Ana Lucía Coronel, qui dirige l’équipe du FMI chargée de l’Afrique du Sud, nous parle de certains des problèmes qui pèsent sur l’économie.
Le mot « confiance » apparaît de nombreuses fois dans ce rapport. Pourquoi la confiance est-elle absente d’autant de secteurs, et quelles sont les répercussions sur l’économie ?
La notion de confiance est très importante pour l’analyse économique, parce qu’elle renvoie aux différentes croyances des opérateurs économiques quant à l’environnement qui les entoure. La confiance des consommateurs désigne les attentes des ménages quant à leurs perspectives d’emploi et leurs revenus potentiels. La confiance des investisseurs a trait à la probabilité que leurs bénéfices augmentent ou que leurs actifs se valorisent. La hausse ou la baisse de confiance dépend en très grande partie des politiques menées par l’État. C’est pourquoi la confiance est importante, et c’est pourquoi notre rapport y attache autant d’importance.

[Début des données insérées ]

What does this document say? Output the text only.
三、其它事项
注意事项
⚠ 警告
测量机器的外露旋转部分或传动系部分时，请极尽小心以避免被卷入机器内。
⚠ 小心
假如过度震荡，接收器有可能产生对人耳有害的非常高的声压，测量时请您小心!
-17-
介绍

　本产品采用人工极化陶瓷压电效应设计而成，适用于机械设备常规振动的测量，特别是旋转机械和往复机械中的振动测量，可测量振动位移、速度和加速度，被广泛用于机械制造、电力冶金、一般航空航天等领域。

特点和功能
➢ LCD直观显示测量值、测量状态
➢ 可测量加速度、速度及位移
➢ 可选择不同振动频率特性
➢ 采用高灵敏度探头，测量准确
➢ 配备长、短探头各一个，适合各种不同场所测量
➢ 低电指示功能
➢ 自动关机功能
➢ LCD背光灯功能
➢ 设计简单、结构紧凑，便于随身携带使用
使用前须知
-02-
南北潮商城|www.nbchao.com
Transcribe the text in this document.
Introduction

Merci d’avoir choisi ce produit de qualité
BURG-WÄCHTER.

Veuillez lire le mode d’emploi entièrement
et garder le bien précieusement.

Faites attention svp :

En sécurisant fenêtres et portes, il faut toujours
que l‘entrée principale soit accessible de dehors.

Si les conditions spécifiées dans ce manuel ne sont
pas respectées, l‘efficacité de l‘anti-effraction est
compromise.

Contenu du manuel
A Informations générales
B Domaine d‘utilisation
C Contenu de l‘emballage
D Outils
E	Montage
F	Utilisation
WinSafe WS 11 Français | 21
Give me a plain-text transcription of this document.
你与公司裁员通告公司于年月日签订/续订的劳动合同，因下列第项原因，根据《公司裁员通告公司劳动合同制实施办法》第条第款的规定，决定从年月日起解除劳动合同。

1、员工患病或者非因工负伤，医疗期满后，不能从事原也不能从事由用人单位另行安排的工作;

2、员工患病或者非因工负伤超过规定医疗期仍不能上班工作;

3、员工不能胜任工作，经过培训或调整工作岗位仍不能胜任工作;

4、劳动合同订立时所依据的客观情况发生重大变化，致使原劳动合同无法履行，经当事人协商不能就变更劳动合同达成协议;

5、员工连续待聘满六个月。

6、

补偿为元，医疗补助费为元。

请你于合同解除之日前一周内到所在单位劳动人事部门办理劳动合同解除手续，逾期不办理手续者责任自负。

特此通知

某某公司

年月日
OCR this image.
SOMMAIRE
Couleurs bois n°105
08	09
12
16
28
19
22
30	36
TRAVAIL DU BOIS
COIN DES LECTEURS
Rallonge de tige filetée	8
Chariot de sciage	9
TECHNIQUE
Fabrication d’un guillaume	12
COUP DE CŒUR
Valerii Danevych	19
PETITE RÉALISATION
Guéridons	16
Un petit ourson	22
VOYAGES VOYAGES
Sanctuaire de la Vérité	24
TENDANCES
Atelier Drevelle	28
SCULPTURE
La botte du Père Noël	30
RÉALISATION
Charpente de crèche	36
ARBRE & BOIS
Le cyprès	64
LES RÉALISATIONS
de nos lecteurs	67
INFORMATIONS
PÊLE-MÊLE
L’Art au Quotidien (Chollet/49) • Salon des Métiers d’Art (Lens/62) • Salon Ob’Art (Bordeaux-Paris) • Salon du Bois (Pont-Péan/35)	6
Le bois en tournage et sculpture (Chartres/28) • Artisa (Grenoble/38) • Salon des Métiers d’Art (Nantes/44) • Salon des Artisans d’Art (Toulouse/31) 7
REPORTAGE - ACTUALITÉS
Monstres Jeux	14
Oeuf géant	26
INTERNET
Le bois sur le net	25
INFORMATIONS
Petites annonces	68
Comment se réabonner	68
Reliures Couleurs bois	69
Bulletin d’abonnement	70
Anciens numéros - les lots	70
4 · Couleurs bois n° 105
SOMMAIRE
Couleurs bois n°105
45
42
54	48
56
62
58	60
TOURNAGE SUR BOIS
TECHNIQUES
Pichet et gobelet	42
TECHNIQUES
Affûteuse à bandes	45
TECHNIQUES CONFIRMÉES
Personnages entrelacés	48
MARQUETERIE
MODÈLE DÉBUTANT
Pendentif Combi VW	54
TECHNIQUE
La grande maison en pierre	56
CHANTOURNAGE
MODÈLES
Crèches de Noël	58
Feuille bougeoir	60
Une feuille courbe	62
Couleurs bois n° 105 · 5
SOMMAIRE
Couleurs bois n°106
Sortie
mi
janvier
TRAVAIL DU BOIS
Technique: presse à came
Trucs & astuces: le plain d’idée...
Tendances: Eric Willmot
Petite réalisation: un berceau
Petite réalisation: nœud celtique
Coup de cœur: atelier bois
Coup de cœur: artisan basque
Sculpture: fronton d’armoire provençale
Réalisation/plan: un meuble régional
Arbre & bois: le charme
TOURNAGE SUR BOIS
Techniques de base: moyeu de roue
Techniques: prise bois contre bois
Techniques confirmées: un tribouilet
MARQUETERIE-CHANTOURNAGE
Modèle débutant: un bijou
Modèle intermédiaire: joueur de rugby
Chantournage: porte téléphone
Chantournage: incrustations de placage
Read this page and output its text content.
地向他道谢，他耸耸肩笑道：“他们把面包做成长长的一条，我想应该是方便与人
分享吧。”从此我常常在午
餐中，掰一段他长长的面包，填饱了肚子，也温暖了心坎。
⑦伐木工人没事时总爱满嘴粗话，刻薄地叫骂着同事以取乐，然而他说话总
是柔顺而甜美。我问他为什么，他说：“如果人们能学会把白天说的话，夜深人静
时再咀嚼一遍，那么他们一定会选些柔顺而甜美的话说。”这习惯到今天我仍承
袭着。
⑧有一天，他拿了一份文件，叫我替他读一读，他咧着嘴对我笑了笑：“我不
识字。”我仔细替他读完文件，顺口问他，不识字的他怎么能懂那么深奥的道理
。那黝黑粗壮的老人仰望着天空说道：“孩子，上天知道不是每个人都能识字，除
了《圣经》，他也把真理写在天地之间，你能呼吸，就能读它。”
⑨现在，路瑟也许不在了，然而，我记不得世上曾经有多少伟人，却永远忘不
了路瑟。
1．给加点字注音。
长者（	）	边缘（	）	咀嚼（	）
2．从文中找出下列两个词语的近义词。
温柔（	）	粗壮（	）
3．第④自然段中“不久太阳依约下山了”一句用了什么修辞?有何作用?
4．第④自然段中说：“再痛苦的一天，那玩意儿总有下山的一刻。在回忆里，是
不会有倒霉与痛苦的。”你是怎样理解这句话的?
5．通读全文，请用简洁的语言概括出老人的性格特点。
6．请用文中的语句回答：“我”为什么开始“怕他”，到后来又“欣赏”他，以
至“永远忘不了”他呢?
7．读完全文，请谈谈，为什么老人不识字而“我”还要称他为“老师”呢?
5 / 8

Dans le cas de l’Afrique du Sud, la confiance des parties prenantes est peu élevée depuis plusieurs années, ce qui entraîne une faible croissance économique. Ceci est en partie lié au fait que la gouvernance a connu des jours meilleurs. La corruption en Afrique du Sud entame la confiance que la population accorde à ses dirigeants et à ses institutions. Pour que la confiance augmente durablement et contribue à la hausse de l’investissement et de l’emploi, les opérateurs économiques doivent constater des progrès tangibles dans l’environnement économique.
Observez-vous aujourd’hui les signes d’une volonté politique de s’attaquer à ces problèmes sous-jacents, tels que la corruption et le manque de transparence ?
Oui, je pense que le nouveau gouvernement mesure à quel point la corruption entrave la croissance. Les investisseurs et les consommateurs ont reporté leurs décisions d’investissement et de dépenses, avec des conséquences sur la création d’emplois. Il nous semble que le changement politique marque un tournant important. Le président Ramaphosa a déclaré publiquement qu’il souhaite lutter contre la corruption et renforcer la transparence, et il entend inscrire cet objectif dans sa stratégie économique.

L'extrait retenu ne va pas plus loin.